Monday 29 October 2018 4:15 pm

Government to ban private finance initiatives for future public sector projects after Carillion collapse


The government will abolish the use of private finance initiatives (PFI) to fund future projects, chancellor Philip Hammond announced today. 

The announcement in Hammond's Autumn Budget, the last before Brexit, comes after the collapse of construction giant Carillion put the controversial funding model in the spotlight. 

"We will honour existing contracts, but the days of the public sector being a push over must come to an end," Hammond said today.

"We will set up a Centre for Excellence to actively manage these contracts in the tax payers interest … and we will go further, I have never signed off a PFI contract as chancellor and I can confirm today that I never will.

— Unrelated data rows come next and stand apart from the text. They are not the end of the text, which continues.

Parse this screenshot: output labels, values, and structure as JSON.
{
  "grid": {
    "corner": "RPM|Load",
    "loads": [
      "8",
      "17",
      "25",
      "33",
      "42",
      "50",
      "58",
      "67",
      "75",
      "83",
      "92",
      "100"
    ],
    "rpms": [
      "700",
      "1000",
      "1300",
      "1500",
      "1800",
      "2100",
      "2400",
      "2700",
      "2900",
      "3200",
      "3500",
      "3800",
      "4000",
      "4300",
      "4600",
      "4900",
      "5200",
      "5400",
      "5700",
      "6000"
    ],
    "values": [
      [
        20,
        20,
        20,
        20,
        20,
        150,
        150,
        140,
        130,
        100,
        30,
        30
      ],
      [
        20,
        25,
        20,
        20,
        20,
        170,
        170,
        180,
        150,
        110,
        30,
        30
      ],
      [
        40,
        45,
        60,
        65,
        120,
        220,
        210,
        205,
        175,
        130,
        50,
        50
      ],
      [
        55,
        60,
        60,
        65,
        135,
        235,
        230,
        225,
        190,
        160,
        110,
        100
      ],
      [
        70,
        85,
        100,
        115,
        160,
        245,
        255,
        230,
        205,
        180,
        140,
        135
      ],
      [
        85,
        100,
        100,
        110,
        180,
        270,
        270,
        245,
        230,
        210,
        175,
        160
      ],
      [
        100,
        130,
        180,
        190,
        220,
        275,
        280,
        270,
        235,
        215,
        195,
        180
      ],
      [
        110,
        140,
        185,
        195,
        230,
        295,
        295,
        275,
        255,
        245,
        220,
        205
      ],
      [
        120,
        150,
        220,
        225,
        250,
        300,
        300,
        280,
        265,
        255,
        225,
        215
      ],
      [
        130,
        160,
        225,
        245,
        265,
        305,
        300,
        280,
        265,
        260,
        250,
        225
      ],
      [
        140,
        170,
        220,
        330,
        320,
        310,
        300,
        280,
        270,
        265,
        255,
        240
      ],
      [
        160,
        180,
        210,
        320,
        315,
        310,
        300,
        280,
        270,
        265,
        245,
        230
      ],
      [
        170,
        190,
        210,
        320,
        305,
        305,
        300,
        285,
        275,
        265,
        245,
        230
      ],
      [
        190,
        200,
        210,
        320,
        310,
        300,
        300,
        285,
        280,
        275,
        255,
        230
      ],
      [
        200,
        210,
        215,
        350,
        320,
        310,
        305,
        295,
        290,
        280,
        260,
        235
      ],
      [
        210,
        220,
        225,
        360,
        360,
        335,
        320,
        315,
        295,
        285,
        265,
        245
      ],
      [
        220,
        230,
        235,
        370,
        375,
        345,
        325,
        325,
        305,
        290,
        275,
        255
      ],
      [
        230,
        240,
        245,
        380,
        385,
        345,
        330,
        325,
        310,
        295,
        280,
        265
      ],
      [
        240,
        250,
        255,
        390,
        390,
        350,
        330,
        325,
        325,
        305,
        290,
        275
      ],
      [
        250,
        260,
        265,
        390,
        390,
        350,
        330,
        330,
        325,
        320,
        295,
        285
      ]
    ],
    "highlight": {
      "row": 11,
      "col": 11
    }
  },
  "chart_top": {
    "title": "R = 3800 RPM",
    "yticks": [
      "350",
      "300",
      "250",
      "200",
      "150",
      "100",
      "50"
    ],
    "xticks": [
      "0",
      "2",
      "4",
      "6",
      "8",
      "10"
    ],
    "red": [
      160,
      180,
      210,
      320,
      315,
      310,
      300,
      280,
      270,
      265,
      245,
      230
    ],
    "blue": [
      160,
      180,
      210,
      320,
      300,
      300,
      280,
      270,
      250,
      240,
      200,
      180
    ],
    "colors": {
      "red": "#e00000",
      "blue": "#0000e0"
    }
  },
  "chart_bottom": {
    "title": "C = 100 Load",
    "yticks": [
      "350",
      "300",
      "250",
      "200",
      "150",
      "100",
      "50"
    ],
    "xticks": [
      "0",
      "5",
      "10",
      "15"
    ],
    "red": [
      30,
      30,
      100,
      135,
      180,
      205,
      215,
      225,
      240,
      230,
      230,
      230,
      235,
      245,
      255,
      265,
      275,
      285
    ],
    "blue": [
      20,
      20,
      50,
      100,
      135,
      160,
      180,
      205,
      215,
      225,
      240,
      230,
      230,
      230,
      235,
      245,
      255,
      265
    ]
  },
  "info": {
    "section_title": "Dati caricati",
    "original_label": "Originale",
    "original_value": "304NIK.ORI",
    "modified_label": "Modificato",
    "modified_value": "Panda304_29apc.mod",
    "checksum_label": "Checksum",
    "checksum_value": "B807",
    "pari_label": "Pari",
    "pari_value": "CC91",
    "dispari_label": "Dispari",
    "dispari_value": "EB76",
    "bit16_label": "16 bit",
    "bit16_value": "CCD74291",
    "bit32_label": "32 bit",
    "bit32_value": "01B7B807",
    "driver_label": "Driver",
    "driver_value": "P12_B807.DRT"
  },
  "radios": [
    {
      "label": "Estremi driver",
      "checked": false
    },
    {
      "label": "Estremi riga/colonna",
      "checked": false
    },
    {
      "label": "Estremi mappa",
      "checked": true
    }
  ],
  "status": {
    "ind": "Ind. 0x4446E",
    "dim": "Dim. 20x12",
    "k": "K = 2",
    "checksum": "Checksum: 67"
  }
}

"The government will abolish the use of PFI and PF2 for future projects putting another legacy of labour behind us."

Analysts were critical of the decision to scrap the source of financing for public infrastructure. 

“With a huge infrastructure backlog in the UK, the Chancellor seems to have closed his options for a potential source of financing, which means the Government will need to commit to substantial public funding to ensure continuity of programmes directly impacted by the announcement, such as A303 upgrade at Stonehenge and the Lower Thames Crossing,” commented EY infrastructure partner Manish Gupta. 

Sharon Renouf, a partner at law firm Bevan Brittan, said: "There must now be a question about how future infrastructure will be delivered if not via PFI or PF2.

"It seems unlikely that the need will be met with public sector capital so new models will need to come forward to address the gap."